As Coronavirus Surges, Local Health Departments Advise Schools, But Don't Put Brakes On Reopening

Jul 20, 2020
Originally published on July 20, 2020 11:54 am

Many Florida schools are pressing ahead with reopening plans, and are in close consultation with area health departments. But are those public health officials putting any brakes on reopening, given the rising cases of coronavirus and COVID-19 deaths?

"No, ma'am," said Manatee County Superintendent Cynthia Saunders. "That is not the direction or the conversation that has been had."

Saunders said she is in contact with local health department officials multiple times per day, and that the health department has viewed - and made suggestions to improve - Manatee County’s reopening plans.

The plans were made in accordance with the state Department of Education order that schools reopen brick and mortar buildings next month.

Health department officials “are not going to tell us, 'if you have this number you gotta close it down today, if it hits this percent' – I mean that is really not what they do,” said Saunders.

Over the past week, state reports show almost 11 percent of coronavirus tests in Manatee County have come back positive.
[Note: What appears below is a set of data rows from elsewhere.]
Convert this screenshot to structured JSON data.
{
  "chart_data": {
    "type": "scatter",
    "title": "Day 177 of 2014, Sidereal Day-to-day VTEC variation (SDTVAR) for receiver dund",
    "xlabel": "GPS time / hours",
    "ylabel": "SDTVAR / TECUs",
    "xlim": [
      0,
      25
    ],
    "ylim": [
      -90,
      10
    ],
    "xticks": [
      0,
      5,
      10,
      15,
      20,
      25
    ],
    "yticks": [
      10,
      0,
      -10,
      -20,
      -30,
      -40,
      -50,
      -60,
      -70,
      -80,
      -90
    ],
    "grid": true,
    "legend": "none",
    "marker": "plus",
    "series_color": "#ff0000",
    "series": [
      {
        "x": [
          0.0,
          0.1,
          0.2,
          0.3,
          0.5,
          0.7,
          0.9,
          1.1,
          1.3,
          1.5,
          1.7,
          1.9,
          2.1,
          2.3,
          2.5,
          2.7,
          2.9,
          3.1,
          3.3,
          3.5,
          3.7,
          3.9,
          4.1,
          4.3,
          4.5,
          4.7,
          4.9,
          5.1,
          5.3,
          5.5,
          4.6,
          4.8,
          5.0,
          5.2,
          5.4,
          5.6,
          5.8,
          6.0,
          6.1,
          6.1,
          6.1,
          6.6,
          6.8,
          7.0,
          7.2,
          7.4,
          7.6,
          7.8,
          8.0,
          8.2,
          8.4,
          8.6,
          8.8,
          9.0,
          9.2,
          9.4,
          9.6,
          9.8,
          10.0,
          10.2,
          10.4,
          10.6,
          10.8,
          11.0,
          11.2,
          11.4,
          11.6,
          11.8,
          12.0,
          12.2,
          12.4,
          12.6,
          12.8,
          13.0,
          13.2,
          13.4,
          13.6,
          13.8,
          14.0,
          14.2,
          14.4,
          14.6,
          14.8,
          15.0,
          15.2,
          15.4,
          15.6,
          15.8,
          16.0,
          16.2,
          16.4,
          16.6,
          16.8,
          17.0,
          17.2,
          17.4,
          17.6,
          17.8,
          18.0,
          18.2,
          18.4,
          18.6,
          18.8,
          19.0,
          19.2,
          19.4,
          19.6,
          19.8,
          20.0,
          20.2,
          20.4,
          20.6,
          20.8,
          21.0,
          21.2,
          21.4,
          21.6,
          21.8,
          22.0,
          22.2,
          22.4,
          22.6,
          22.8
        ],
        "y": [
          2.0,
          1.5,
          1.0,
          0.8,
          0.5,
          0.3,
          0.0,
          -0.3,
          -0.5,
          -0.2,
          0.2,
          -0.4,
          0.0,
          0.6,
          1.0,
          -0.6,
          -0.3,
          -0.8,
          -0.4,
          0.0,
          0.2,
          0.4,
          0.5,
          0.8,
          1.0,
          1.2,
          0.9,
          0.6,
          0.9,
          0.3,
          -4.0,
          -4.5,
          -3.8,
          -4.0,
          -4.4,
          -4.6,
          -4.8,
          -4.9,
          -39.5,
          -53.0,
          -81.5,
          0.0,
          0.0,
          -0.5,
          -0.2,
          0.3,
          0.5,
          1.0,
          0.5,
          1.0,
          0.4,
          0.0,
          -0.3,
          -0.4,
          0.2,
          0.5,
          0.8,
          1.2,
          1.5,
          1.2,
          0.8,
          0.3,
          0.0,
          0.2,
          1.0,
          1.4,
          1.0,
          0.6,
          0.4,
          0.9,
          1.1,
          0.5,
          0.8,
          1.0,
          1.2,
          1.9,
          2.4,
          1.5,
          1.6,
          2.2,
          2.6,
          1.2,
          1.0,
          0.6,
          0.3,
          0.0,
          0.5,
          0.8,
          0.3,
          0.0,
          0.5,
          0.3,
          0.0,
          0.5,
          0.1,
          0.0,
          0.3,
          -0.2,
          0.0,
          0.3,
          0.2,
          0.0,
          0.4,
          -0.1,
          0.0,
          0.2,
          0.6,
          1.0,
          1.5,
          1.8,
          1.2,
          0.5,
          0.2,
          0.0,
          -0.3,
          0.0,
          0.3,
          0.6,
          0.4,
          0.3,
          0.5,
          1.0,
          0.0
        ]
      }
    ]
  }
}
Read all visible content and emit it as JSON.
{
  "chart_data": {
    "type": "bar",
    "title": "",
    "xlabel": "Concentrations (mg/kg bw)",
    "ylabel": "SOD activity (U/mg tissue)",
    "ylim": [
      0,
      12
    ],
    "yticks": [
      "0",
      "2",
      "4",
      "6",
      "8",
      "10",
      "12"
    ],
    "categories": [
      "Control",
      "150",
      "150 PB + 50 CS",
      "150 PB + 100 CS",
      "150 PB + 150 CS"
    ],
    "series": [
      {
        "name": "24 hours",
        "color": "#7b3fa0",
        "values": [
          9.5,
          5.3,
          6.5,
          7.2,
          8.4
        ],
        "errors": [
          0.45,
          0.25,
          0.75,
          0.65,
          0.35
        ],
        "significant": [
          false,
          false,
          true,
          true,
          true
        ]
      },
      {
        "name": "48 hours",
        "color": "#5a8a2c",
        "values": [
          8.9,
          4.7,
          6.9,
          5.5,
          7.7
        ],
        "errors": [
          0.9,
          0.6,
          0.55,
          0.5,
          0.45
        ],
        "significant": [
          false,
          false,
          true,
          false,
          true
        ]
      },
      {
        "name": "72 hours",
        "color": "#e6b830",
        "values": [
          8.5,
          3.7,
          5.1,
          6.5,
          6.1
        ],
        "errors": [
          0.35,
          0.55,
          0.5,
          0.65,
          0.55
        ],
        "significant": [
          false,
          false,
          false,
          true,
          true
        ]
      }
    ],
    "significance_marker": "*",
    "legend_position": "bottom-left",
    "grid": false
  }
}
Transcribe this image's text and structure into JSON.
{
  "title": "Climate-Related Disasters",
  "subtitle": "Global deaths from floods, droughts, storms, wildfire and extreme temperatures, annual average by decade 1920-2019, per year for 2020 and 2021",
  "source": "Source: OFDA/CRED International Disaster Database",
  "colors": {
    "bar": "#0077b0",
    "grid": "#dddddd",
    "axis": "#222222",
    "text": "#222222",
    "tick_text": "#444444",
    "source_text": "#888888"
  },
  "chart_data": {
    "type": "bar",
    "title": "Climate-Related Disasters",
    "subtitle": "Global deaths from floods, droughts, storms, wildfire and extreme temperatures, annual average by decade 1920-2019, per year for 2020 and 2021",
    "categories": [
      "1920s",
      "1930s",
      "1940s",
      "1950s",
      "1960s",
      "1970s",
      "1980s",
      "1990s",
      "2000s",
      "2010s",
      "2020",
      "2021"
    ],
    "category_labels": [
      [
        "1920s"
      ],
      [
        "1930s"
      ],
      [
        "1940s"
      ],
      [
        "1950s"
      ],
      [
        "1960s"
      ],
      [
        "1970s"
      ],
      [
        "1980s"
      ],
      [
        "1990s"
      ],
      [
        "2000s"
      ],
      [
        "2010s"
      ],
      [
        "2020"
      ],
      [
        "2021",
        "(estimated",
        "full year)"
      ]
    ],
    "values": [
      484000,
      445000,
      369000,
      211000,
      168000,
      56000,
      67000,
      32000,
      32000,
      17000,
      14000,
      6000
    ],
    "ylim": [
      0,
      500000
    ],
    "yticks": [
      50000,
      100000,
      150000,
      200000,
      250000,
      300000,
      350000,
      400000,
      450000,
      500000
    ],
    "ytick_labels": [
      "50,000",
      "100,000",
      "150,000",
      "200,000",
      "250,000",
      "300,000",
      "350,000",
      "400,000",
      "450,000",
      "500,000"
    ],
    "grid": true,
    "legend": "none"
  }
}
Statewide over the past two weeks, the positive rate is about 14 percent.

"Public health experts and infectious disease physicians almost universally recommend that children not go to schools until the positive test rate is 3-5% over a two week rolling average," said a letter sent by the Florida chapter of the American Academy of Pediatrics to Gov. Ron DeSantis last week.

The letter asks DeSantis and Education Commissioner Richard Corcoran to "rethink your order requiring superintendents around the state to open their brick and mortar schools."

The FCAAP represents 2,600 pedistricians in the state.

In an interview with WUSF, Saunders said reopening plans could be in jeopardy if the level of virus in the community isn't lowered.

"Honestly, I think probably the biggest challenge that we're facing as a community is how we are able to come together to figure out how we are going to live with COVID safely in the next year," she said.

"And if we don't come together, with complying with the health recommendations, then it could very well be that we're not going to be able to have school daily, brick-and-mortar, face-to-face."

Saunders said she is working with community leaders, locals sheriffs and the county chamber of commerce to come up with a campaign to communicate the need for social distancing and curbing the spread of coronavirus.

"We've got to do something different because obviously nothing's worked until now," she said.